Le marché des produits du commerce équitable

Malgré les difficultés économiques actuelles auxquelles font face les principaux marchés de l’OCDE, les ventes au détail de produits certifiés équitables ont montré une résistance remarquable et ont même augmenté de 2 % en 2011, pour atteindre des ventes totales de 6,6 milliards $US. Par ailleurs, un éventail croissant de produits certifiés commerce équitable est maintenant disponible (voir article Agritrade «  Les ventes du commerce équitable continuent de croître malgré le ralenti..., 28 avril 2013).

Des programmes ont été lancés afin d’augmenter davantage les ventes de détail au Royaume-Uni, le plus grand marché pour les produits du commerce équitable, notamment en favorisant l’utilisation croissante de matières premières issues du commerce équitable dans la fabrication de produits transformés (voir article Agritrade «  Fairtrade lance une stratégie pour augmenter les ventes du commerce équi... », 26 mai 2013). Cependant, il conviendra d’être attentif à la répartition des coûts et des bénéfices liés à la certification le long de la chaîne d’approvisionnement résultant de cette stratégie.
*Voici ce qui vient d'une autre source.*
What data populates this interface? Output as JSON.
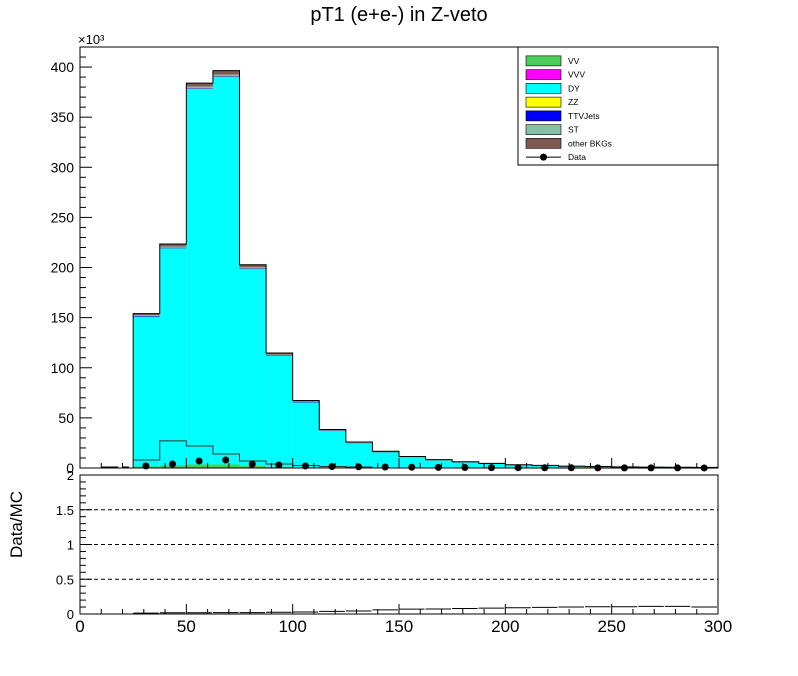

À l’heure où les coûts des intrants augmentent, il est tout à fait possible que l’on assiste à une expansion de la valeur des ventes au détail des produits du commerce équitable, alors que les bénéfices nets obtenus par les producteurs diminuent. Il sera important de traiter cette question si l’on veut maintenir l’intégrité des produits labellisés commerce équitable dans l’esprit des consommateurs.

Ceci est particulièrement important étant donné la décision du principal distributeur britannique de vendre dorénavant des bananes en provenance des îles Canaries afin de réduire son empreinte carbone, ce qui laisse présager une concurrence croissante dans le panier du consommateur entre les différents types de produits différenciés par la qualité.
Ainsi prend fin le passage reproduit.